From the Garden of Eden to Plato’s Republic to More’s Utopia, man has dreamed of an idyllic society. The early 19th-century utopians campaigned to depopulate cities, which they saw as wicked and dehumanizing, and to create vast conservation areas that would be off-limits to industrial activity and conducive to man’s communion with nature.

In the last half of the century, in reaction to the excesses of the Consumer Society, utopians espoused that we go Back to the Land, practice Voluntary Simplicity, recognize that Small Is Beautiful, and accept the teachings of the Club of Rome, whose computers reported that the world was about to run out of resources. These were moral movements above all – by exhausting the world’s store of non-renewable resources instead of living within the budget provided by renewable resources, these utopians argued, we were living beyond our means, selfishly making merry at the expense of future generations through a one-time plunder of nature’s stores.

To end the plunder and see the dawn of a righteous society, requires, above all, an end to the use of non-renewable fossil fuels. For this reason, prospects of an end to oil are in perpetual vogue – “peak oil” theories being the most recent manifestation. Such utopians are also warmed at the prospect of running out of natural gas. In both cases, official estimates of remaining reserves, and the high prices that these fuels command in the marketplace, signal that the end could be near.

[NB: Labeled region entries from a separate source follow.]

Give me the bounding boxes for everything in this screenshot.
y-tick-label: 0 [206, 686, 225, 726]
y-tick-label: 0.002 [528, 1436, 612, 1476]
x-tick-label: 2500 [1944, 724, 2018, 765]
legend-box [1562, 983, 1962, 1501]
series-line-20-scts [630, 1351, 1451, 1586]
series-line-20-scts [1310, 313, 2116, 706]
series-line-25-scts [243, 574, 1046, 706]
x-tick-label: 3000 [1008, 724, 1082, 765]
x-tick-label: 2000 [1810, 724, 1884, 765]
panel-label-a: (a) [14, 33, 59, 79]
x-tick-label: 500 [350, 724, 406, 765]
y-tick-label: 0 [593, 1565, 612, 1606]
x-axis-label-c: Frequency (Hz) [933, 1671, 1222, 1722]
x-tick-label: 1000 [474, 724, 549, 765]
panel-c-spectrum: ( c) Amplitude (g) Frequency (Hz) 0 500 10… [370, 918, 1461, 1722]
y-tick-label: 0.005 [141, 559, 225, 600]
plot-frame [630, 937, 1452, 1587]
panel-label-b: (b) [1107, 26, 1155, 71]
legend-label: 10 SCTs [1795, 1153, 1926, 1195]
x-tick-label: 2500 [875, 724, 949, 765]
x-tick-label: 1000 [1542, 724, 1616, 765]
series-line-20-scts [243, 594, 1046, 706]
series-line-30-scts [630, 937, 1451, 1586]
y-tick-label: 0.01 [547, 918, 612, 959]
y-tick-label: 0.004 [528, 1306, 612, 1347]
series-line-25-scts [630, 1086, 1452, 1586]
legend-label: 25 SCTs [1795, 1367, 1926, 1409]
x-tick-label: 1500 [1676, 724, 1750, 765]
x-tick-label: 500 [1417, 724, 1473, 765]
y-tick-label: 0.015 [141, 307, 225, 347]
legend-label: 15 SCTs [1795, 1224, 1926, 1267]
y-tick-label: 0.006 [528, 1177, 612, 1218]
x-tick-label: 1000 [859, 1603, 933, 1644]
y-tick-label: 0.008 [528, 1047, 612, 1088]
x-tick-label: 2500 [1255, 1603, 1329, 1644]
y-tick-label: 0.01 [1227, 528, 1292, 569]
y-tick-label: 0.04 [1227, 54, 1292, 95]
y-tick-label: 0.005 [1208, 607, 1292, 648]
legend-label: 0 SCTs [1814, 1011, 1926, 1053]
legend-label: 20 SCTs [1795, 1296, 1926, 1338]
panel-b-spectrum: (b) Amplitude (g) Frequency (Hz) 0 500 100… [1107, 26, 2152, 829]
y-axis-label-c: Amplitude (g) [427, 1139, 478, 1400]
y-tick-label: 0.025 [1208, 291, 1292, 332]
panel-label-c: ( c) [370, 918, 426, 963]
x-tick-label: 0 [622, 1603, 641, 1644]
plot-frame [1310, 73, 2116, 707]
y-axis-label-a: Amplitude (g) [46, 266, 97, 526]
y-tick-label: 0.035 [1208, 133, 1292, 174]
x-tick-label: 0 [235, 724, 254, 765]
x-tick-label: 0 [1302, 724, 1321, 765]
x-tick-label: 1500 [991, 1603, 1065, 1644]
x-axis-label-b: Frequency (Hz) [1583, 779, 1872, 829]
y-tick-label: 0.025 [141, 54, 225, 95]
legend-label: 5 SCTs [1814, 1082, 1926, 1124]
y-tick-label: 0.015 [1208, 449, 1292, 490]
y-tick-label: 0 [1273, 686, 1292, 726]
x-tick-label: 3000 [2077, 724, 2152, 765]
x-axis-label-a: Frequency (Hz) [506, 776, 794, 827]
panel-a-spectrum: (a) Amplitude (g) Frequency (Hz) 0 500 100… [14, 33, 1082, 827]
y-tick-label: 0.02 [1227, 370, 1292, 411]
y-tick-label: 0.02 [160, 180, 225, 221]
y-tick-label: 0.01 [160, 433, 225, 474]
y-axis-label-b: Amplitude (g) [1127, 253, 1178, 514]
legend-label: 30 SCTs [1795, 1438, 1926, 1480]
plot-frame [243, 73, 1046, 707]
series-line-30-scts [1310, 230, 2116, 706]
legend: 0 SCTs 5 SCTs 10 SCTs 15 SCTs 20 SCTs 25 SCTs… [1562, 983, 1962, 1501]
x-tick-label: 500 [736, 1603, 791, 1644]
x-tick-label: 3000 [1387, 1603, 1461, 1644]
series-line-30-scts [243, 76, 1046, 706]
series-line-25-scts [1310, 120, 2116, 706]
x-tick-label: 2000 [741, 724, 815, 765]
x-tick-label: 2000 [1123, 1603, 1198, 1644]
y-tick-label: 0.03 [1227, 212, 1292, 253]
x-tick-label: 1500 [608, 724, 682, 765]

Coal provides no such signal. Its price is low and its supply effectively inexhaustible – utopians face the bleak prospect of centuries of coal burning, with only the most utopian among them believing predictions that peak coal is also upon us. To eschew non-renewable resources and live within our means – today we call it “sustainable development” – coal must be outlawed.

Soot, or solid fly ash, once represented excellent grounds for curbing coal. Horrendous breathing conditions in centuries past claimed countless lives, and even in the last half of the 20th century coal was capable of blackening our skies. The exhaust from today’s smokestacks is altogether different. Soot has been negligible for decades and has been becoming more so with every passing decade – the current U.S. standard, now being phased in, bans particles larger than 2.5 microns in diameter, about 1/30th the width of a human hair. Soot remains a problem for society, but not one that can be laid at the foot of a coal bed.

Lawrence Solomon, Dec. 7, 2007

Lawrence Solomon is executive director of Energy Probe and the Urban Renaissance Institute.